Para o esclarecimento dos Senhores Ministros que irão julgar esta ação penal, deixa-se aqui de imputar o crime de calúnia, apenas porque não é típica, na Lei n.° 9.296, de 24.07.1996, a conduta de “divulgação criminosa das fitas obtidas através do delito de interceptação telefônica” a que o Querelado agora imputa ao Querelante.

9 – Em suas três laudas de resposta, o Querelado se utiliza SETE vezes da expressão “suspeita” que procurou opor à idéia de que não acusou de nada o Querelante.

Ora, nada mais ofensivo do que a expressão que procurou o Querelante para a sua defesa. Basta conferir o vernáculo para ver que “ter suspeitas é supor ou julgar mal de alguém ou de alguma coisa, de que se desconfia, duvidoso, que é ou merece ser o objeto de um conceito desfavorável, que não inspira confiança, que se deve evitar, perigoso, diz-se da pessoa cujas boas qualidades são duvidosas, que se supõe ser falso, contra que se deve estar prevenido e acautelado, que parece ou se supõe ter algum defeito ou viciação” (Laudelino Freire, 5º Vol, pág. 4802).

Ou, como considera AURÉLIO, “que infunde suspeitas; duvidoso, que inspira cuidados: um mal suspeito; que aparenta ter defeitos; que inspira desconfiança”.

10 – Nem o vernáculo nem a doutrina o socorrem. Suspeita, “como adjetivo, exprime a qualidade de uma pessoa sobre a qual recai suspeição, desconfiança, pessoa que infunde suspeitas, que inspira desconfiança; como substantivo, indica opinião, mais ou menos desfavorável, que se faz acerca de alguém ou de alguma coisa. Suposição de cumplicidade ou autoria de um delito. O mesmo que presunção” (Enciclopédia Saraiva do Direito, V. 71, p. 456, 1977, SP).

Referindo-se ao quasi imputatus, TORNAGHI diz que antes de ser acusado “haverá um indiciado, um indigitado, um suspeito” (Instituições, p.452, 1977, Saraiva, SP). Mesma expressão que RENÉ DOTTI utiliza na crítica à Lei 9.099 no “eufemismo com que apelida indiciado ou suspeito, chamando-o de autor do fato” (RT-748, p. 476, in Temas de Processo Penal). E que LAURIA TUCCI estende ao “suspeito ou ao indiciado” defendendo a “liberdade jurídica do acusado” (RT-755, p. 464, in Processo Penal e Direitos Humanos no Brasil).

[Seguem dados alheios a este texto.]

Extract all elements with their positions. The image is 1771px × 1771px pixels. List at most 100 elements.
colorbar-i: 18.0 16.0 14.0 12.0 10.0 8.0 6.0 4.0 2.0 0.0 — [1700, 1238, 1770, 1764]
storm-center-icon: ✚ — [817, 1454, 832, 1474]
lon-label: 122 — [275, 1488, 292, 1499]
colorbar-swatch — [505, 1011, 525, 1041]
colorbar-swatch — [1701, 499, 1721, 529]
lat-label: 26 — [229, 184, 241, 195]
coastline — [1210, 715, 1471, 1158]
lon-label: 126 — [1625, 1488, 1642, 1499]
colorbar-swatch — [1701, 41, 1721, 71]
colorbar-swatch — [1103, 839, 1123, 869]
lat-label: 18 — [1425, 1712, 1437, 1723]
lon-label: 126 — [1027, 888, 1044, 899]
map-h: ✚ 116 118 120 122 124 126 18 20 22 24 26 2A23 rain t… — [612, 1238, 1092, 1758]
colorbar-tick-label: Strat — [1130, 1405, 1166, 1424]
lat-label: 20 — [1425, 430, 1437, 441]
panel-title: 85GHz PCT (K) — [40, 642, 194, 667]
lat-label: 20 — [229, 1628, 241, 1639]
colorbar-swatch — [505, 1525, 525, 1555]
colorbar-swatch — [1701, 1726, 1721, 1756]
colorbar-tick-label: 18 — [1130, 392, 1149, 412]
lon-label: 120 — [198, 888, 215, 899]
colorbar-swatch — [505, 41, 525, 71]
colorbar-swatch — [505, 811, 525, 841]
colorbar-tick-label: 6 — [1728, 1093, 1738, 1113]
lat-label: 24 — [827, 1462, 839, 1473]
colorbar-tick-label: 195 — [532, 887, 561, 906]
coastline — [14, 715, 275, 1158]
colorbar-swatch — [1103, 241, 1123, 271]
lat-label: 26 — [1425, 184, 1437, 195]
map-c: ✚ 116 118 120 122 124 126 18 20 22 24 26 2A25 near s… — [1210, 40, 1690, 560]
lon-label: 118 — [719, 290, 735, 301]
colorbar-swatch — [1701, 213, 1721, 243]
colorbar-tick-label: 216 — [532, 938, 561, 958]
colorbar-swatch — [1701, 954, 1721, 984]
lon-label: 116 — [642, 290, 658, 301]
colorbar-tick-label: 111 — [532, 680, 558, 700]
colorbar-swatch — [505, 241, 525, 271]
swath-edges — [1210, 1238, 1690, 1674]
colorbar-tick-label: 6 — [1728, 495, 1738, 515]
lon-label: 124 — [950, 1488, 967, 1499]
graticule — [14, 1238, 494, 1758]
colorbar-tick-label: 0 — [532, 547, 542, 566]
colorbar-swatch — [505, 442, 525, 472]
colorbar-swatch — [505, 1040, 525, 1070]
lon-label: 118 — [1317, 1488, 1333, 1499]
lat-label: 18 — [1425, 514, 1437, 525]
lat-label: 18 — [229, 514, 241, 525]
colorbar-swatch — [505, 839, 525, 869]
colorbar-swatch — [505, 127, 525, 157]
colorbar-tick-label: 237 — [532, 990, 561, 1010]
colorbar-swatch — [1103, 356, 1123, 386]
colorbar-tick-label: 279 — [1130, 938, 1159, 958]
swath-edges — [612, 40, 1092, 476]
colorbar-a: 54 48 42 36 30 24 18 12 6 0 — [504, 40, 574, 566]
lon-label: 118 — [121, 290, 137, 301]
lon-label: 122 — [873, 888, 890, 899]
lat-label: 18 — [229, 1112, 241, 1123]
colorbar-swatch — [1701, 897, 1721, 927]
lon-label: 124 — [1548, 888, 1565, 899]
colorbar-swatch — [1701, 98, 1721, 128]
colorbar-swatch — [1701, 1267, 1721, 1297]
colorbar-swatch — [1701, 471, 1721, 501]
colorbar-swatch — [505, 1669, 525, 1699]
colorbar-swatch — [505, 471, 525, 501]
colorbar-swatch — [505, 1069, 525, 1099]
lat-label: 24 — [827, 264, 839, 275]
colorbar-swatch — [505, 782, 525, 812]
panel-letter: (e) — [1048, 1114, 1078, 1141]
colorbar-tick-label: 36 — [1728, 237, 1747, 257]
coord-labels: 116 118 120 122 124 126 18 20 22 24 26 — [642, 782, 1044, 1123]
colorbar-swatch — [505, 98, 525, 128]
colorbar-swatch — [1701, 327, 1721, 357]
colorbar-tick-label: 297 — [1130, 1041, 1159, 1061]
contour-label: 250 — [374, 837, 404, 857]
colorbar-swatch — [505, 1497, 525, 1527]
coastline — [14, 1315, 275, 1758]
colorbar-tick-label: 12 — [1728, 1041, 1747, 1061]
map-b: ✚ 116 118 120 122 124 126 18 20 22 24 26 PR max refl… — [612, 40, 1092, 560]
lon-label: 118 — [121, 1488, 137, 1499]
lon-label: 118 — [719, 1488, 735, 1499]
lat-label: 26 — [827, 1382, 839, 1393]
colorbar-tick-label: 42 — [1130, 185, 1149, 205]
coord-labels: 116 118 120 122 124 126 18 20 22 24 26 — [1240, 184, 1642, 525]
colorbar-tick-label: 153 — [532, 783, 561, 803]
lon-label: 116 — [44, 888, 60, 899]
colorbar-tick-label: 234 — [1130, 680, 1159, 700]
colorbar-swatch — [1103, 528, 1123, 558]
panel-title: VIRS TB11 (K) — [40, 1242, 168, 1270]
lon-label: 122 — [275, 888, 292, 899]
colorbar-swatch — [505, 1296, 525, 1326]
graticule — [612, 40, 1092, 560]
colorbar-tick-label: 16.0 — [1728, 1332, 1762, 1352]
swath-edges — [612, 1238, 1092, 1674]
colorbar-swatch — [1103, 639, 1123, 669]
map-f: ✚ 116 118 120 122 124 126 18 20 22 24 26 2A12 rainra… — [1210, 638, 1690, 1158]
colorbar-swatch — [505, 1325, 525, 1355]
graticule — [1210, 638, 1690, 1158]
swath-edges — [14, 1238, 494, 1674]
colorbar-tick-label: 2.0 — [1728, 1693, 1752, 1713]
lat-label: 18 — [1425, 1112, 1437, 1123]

Quer o Querelado discutir o grau de sua ofensa, valendo lembrar o texto do anteprojeto de Código de Processo Penal do Prof. FREDERICO MARQUES, revisto pelos Profs. JOSÉ CARLOS MOREIRA ALVES, BENJAMIM DE MORAES FILHO e JOSÉ SALGADO MARTINS, que no Tít. III, Cap. II, Seção II, tratava “Do Suspeito e do Indiciado”, assim redigido o art. 105:

“Antes de proposta a ação penal, denomina-se “suspeito” aquele a quem se possa atribuir a prática de infração penal; e “indiciado” o que desta seja o provável autor”.

Nada socorre as explicações do Querelado, aliás, confesso!

11 – Assim sendo, requer a citação do Querelado para o cumprimento das formalidades procedimentais, após o que espera o Querelante seja a presente QUEIXA CRIME recebida e processada na forma da lei e, afinal, julgada procedente para condenar o Querelado LUIZ CARLOS MENDONÇA DE BARROS, nas penas dos artigos 21, três vezes, e art. 22, duas vezes, da Lei 5.250, de 09.02.1967, c/c art. 69 do Código Penal, dispensada a produção de qualquer outra prova em razão da confissão feita por escrito e constante de fls. 25/27 da

Notificação Judicial que instrui a presente.

P. deferimento.

Do Rio de Janeiro para Brasília, 12 de fevereiro de 1999.

Ilídio Moura – OAB/RJ 20.408

Técio Lins e Silva – OAB/RJ 16.165

Revista Consultor Jurídico, 19 de março de 1999.